April
April, 2003
Is
there a poet with thoughts of a new beginning who doesn't turn
those thoughts toward April? The muse imbues their steadying thought:
that once again in the tufts of grass, small buds sprouting on
dead branches, and in a glimpse of yellow or red or green bleeding
through shoots pushed up from the cold earth, April is here.
Azaleas,
blooming like the miracle of "scarlet ribbons, in gay profusion,"
are everywhere - in manicured gardens and open lots, in stone
planters or forming floral hedges around church properties and
old plantations alike.
The
birds are back. St. Simons is one of the southernmost Barrier
Islands off the coast of Georgia, yet the birds still fly "south"

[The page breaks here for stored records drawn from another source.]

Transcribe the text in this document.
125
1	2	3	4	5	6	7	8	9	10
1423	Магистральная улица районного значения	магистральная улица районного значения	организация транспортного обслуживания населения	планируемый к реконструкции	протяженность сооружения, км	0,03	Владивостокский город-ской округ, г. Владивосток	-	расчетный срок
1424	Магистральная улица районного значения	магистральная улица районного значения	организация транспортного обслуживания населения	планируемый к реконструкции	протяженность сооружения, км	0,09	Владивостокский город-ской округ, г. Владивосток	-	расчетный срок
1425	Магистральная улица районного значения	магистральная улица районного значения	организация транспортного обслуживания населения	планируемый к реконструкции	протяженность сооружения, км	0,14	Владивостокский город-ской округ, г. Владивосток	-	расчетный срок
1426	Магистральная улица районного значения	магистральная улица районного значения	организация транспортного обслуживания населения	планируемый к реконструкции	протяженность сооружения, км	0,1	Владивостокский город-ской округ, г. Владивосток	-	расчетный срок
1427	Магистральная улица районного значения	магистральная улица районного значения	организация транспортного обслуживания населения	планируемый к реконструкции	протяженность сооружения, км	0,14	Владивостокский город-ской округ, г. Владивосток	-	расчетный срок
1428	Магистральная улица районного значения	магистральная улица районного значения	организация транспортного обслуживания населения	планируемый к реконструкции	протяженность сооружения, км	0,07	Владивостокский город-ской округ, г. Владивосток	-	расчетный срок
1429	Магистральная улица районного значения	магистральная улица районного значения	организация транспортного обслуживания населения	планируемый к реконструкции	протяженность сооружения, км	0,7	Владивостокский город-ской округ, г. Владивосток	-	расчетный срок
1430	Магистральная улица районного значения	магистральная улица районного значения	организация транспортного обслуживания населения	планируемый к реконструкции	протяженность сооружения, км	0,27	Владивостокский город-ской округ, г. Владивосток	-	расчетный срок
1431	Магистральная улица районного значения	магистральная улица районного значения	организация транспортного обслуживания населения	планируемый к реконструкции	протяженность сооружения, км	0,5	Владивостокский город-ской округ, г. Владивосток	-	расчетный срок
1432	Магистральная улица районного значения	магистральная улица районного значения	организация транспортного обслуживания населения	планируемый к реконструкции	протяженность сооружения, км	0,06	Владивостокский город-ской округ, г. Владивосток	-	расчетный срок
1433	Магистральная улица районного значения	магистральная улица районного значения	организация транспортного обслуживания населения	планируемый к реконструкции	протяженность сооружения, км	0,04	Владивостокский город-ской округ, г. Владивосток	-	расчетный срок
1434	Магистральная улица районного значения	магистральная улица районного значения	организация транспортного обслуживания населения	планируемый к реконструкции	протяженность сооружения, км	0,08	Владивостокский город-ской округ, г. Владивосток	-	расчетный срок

and do come back. Knowing they leave here tells me we do have
seasons not too different from the easily definable Winter, Spring,
Summer and Fall in the North. Of course, in this morning's chilly
air, I wondered why that would be important to me.

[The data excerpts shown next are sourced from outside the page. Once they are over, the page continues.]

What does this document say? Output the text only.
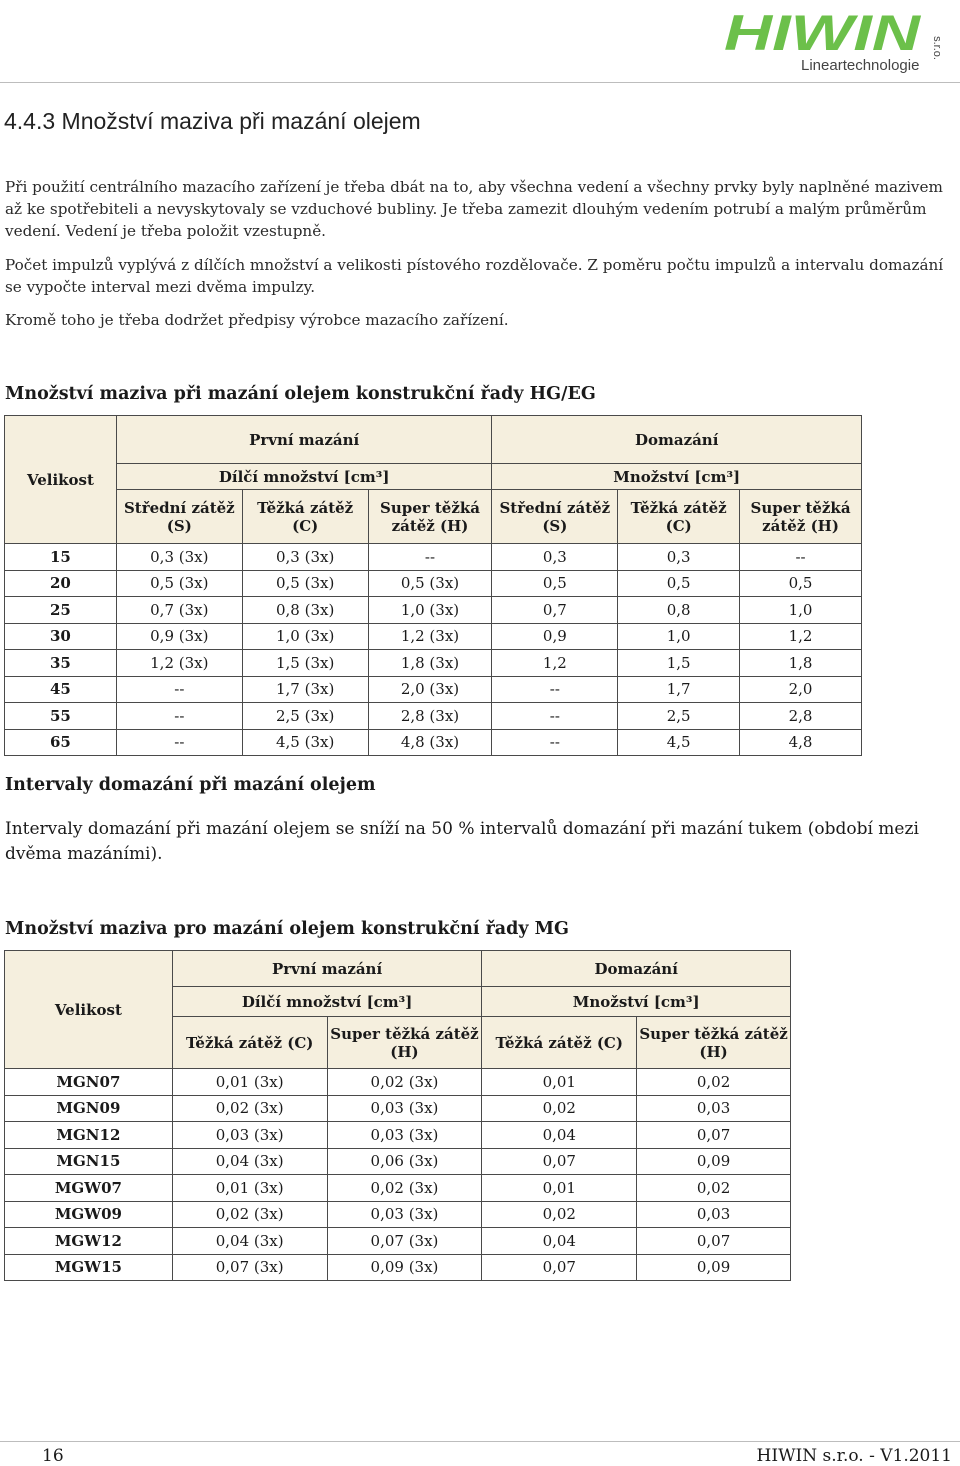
HIWIN s.r.o.
Lineartechnologie
4.4.3 Množství maziva při mazání olejem

Při použití centrálního mazacího zařízení je třeba dbát na to, aby všechna vedení a všechny prvky byly naplněné mazivem až ke spotřebiteli a nevyskytovaly se vzduchové bubliny. Je třeba zamezit dlouhým vedením potrubí a malým průměrům vedení. Vedení je třeba položit vzestupně.

Počet impulzů vyplývá z dílčích množství a velikosti pístového rozdělovače. Z poměru počtu impulzů a intervalu domazání se vypočte interval mezi dvěma impulzy.

Kromě toho je třeba dodržet předpisy výrobce mazacího zařízení.

Množství maziva při mazání olejem konstrukční řady HG/EG

Velikost	První mazání			Domazání		
	Dílčí množství [cm³]			Množství [cm³]		
	Střední zátěž (S)	Těžká zátěž (C)	Super těžká zátěž (H)	Střední zátěž (S)	Těžká zátěž (C)	Super těžká zátěž (H)
15	0,3 (3x)	0,3 (3x)	--	0,3	0,3	--
20	0,5 (3x)	0,5 (3x)	0,5 (3x)	0,5	0,5	0,5
25	0,7 (3x)	0,8 (3x)	1,0 (3x)	0,7	0,8	1,0
30	0,9 (3x)	1,0 (3x)	1,2 (3x)	0,9	1,0	1,2
35	1,2 (3x)	1,5 (3x)	1,8 (3x)	1,2	1,5	1,8
45	--	1,7 (3x)	2,0 (3x)	--	1,7	2,0
55	--	2,5 (3x)	2,8 (3x)	--	2,5	2,8
65	--	4,5 (3x)	4,8 (3x)	--	4,5	4,8

Intervaly domazání při mazání olejem

Intervaly domazání při mazání olejem se sníží na 50 % intervalů domazání při mazání tukem (období mezi dvěma mazáními).

Množství maziva pro mazání olejem konstrukční řady MG

Velikost	První mazání		Domazání	
	Dílčí množství [cm³]		Množství [cm³]	
	Těžká zátěž (C)	Super těžká zátěž (H)	Těžká zátěž (C)	Super těžká zátěž (H)
MGN07	0,01 (3x)	0,02 (3x)	0,01	0,02
MGN09	0,02 (3x)	0,03 (3x)	0,02	0,03
MGN12	0,03 (3x)	0,03 (3x)	0,04	0,07
MGN15	0,04 (3x)	0,06 (3x)	0,07	0,09
MGW07	0,01 (3x)	0,02 (3x)	0,01	0,02
MGW09	0,02 (3x)	0,03 (3x)	0,02	0,03
MGW12	0,04 (3x)	0,07 (3x)	0,04	0,07
MGW15	0,07 (3x)	0,09 (3x)	0,07	0,09
16	HIWIN s.r.o. - V1.2011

Pope Gregory may have changed the calendar for the Christian world
in 1564, moving New Year's Day to January first from its long-standing
April first date, but he didn't change this feeling that today
we begin again to see the acorns turn into oak trees as the woods
replenishes itself.
(Just in case the origin of April Fool's Day enters your mind,
I'll skim over where it came from and when. We didn't have instant
notification when news of interest to the entire population was
announced. I've heard it said such news traveled by "sandles wire"

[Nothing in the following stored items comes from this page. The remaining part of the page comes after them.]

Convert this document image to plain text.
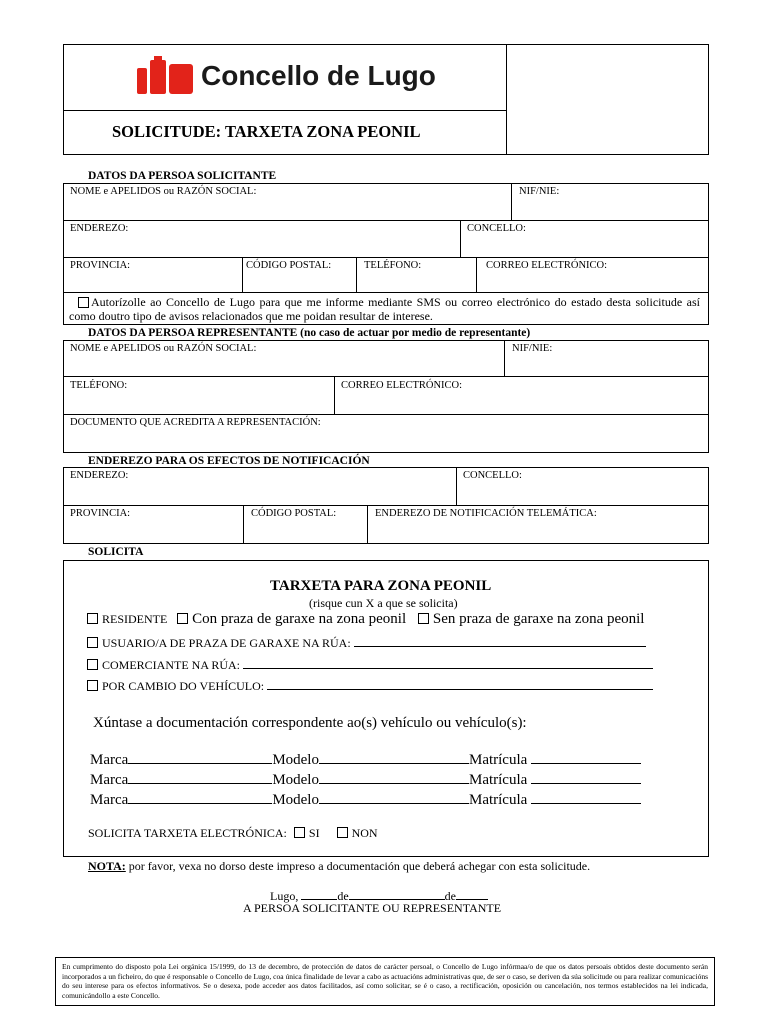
Concello de Lugo
SOLICITUDE: TARXETA ZONA PEONIL
DATOS DA PERSOA SOLICITANTE
NOME e APELIDOS ou RAZÓN SOCIAL:	NIF/NIE:
ENDEREZO:	CONCELLO:
PROVINCIA:	CÓDIGO POSTAL:	TELÉFONO:	CORREO ELECTRÓNICO:
Autorízolle ao Concello de Lugo para que me informe mediante SMS ou correo electrónico do estado desta solicitude así como doutro tipo de avisos relacionados que me poidan resultar de interese.
DATOS DA PERSOA REPRESENTANTE (no caso de actuar por medio de representante)
NOME e APELIDOS ou RAZÓN SOCIAL:	NIF/NIE:
TELÉFONO:	CORREO ELECTRÓNICO:
DOCUMENTO QUE ACREDITA A REPRESENTACIÓN:
ENDEREZO PARA OS EFECTOS DE NOTIFICACIÓN
ENDEREZO:	CONCELLO:
PROVINCIA:	CÓDIGO POSTAL:	ENDEREZO DE NOTIFICACIÓN TELEMÁTICA:
SOLICITA
TARXETA PARA ZONA PEONIL
(risque cun X a que se solicita)
RESIDENTE Con praza de garaxe na zona peonil Sen praza de garaxe na zona peonil
USUARIO/A DE PRAZA DE GARAXE NA RÚA:
COMERCIANTE NA RÚA:
POR CAMBIO DO VEHÍCULO:
Xúntase a documentación correspondente ao(s) vehículo ou vehículo(s):
Marca	Modelo	Matrícula
Marca	Modelo	Matrícula
Marca	Modelo	Matrícula
SOLICITA TARXETA ELECTRÓNICA: SI	NON
NOTA: por favor, vexa no dorso deste impreso a documentación que deberá achegar con esta solicitude.
Lugo,	de	de
A PERSOA SOLICITANTE OU REPRESENTANTE
En cumprimento do disposto pola Lei orgánica 15/1999, do 13 de decembro, de protección de datos de carácter persoal, o Concello de Lugo infórmaa/o de que os datos persoais obtidos deste documento serán incorporados a un ficheiro, do que é responsable o Concello de Lugo, coa única finalidade de levar a cabo as actuacións administrativas que, de ser o caso, se deriven da súa solicitude ou para realizar comunicacións do seu interese para os efectos informativos. Se o desexa, pode acceder aos datos facilitados, así como solicitar, se é o caso, a rectificación, oposición ou cancelación, nos termos establecidos na lei indicada, comunicándollo a este Concello.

so when the calendars changed, many citizens didn't know it and
would start their New Year's Festivities on April first as they
always had. They'd be pointed at and jeered and when that sport
ended, the custom of April Fools jokes began. "Your shoelace is
untied.")
A
hundred years before I was born, poet Robert Browning wrote about
April in his "Home-Thoughts, from Abroad":
O,
to be in England
Now
that April's there.
And whoever wakes in England
Sees, some morning, unaware.
That the lowest boughs and the brushwood sheaf
Round the elm-tree bole are in tiny leaf
While the chaffinch sings on the orchard bough
in England -- now!
He
was here, writing of there, and his memory brought it all into
one feeling that is April. I'm not writing from abroad; I'm looking
out my back window and the backyard birds are pecking at the food
that spilled from the feeders when too many approached it for
breakfast. The scrappy bluejays, the gentlemanly cardinals, the
morning doves.
The
crepe myrtles will soon bloom for the fourth year since we planted
them -- one for each grandchild -- while the bales of pine straw
are stacked and waiting for ambition and a rake to spread a dark
brown covering over the yard.
April is a coming together of all our senses. The sun shines from
low on the horizon reaching windows it left in shadow all winter.
April rain is soft and gentle, coming and going, not heavily but
often. You can see April; you can hear it, smell it, taste it
and savor it in all its essence.
Everything
is newly born, soft and pure and innocent. It's not for us to
focus on the dead leaves and branches that will inevitably follow
a summer of fireflies and gaudy bouquets, gathered for the joy
of mixing and matching on a table set for summer fare. There's
time for that, but not this time.
This
time is for April and it's here - now!